Revenue from services is recognized on the completion of the service.
Investments, which are readily realizable and intended to be held not more than one year from the date on which such investments are made, are classified as current investment. All other investments are classified as long-term investments.
Investments are value at cost. Diminution in the value of investments is considered only when such diminution is other than temporary in nature.
Inventories includes Films (under production), Film Rights, Music Rights, Story Rights, are stated at lower of cost / unamortized cost or realizable value.

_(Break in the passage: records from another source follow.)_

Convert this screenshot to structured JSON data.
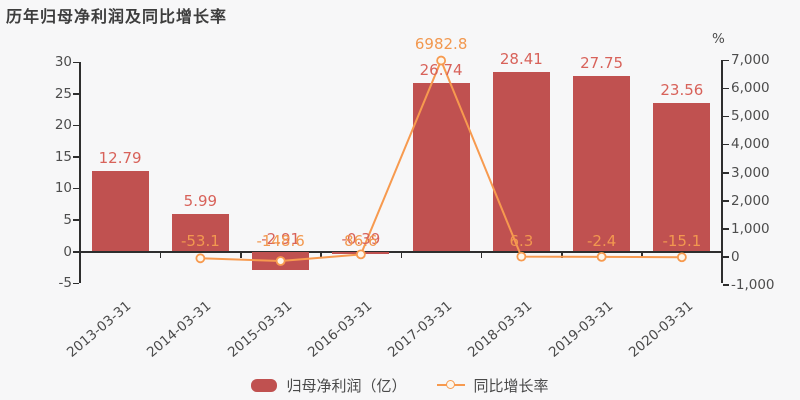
{
  "title": {
    "text": "历年归母净利润及同比增长率"
  },
  "colors": {
    "background": "#f7f7f8",
    "bar": "#c05150",
    "bar_label": "#d8625a",
    "line": "#f79a4f",
    "line_label": "#f2984f",
    "marker_fill": "#fdf6ec",
    "axis_line": "#2e2e2e",
    "axis_text": "#4d4d4d"
  },
  "legend": {
    "items": [
      {
        "label": "归母净利润（亿）",
        "type": "bar"
      },
      {
        "label": "同比增长率",
        "type": "line"
      }
    ]
  },
  "chart_data": {
    "type": "bar+line",
    "categories": [
      "2013-03-31",
      "2014-03-31",
      "2015-03-31",
      "2016-03-31",
      "2017-03-31",
      "2018-03-31",
      "2019-03-31",
      "2020-03-31"
    ],
    "series": [
      {
        "name": "归母净利润（亿）",
        "type": "bar",
        "y_axis": "left",
        "values": [
          12.79,
          5.99,
          -2.91,
          -0.39,
          26.74,
          28.41,
          27.75,
          23.56
        ],
        "data_labels": [
          "12.79",
          "5.99",
          "-2.91",
          "-0.39",
          "26.74",
          "28.41",
          "27.75",
          "23.56"
        ]
      },
      {
        "name": "同比增长率",
        "type": "line",
        "y_axis": "right",
        "marker": "open-circle",
        "start_category_index": 1,
        "values": [
          -53.1,
          -148.6,
          86.6,
          6982.8,
          6.3,
          -2.4,
          -15.1
        ],
        "data_labels": [
          "-53.1",
          "-148.6",
          "86.6",
          "6982.8",
          "6.3",
          "-2.4",
          "-15.1"
        ]
      }
    ],
    "left_axis": {
      "min": -5,
      "max": 30,
      "tick_values": [
        30,
        25,
        20,
        15,
        10,
        5,
        0,
        -5
      ],
      "tick_labels": [
        "30",
        "25",
        "20",
        "15",
        "10",
        "5",
        "0",
        "-5"
      ]
    },
    "right_axis": {
      "min": -1000,
      "max": 7000,
      "unit": "%",
      "tick_values": [
        7000,
        6000,
        5000,
        4000,
        3000,
        2000,
        1000,
        0,
        -1000
      ],
      "tick_labels": [
        "7,000",
        "6,000",
        "5,000",
        "4,000",
        "3,000",
        "2,000",
        "1,000",
        "0",
        "-1,000"
      ]
    },
    "grid": "off",
    "legend_position": "bottom-center"
  }
}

Cost comprises acquisition / director production cost.
Inventories of merchandise are stated at lower of purchase cost or realizable value.
(viii) Employee Benefit
Employee benefits are recognized as expenses as and when these accrue.
(ix) Segment Reporting
The Company has presented Segment information on the basis of financial statements as permitted by Accounting Standard-17.
(x) Taxes on Income
Tax expenses comprises of current tax and deferred tax.
Current tax is determined as the amount of tax payable in respect of the taxable income for the period under provisions of the Income Tax Act, 1961.
Deferred tax assets and deferred tax liabilities are recognized at substantively enacted tax rates, subject to the consideration of prudence, on timing difference, being the difference between taxable income and accounting income that originate in one period and are capable of reversal in one or more subsequent periods.
(xi) Provisions, Contingent Liabilities and Contingent Assets
Provision is recognized when there is a present obligation as a result of past event that probably requires an outflow of resources and a reliable estimate can be made of the amount of the obligation. Disclosure of contingent liability is made when there is a possible obligation or a present obligation that may, but probably will not, require an outflow of resources. No provision is recognized or disclosure for contingent liabilities is made when there is a possible obligation or a present obligation and the likelihood of outflow of resources is remote. Contingent Asset is neither recognized not disclosed in the financial statements.
(xii) Earnings per Share
Basic earnings per share is calculated by dividing the net profit or loss for the period attributable to equity shareholders by the weighted average number of equity shares outstanding during the period.
Diluted earnings per shares is calculated by adjustments of all the effects of dilutive potential equity shares from the net profit or loss for the period attributed to equity shareholders on weighted average numbers of shares outstanding during the period.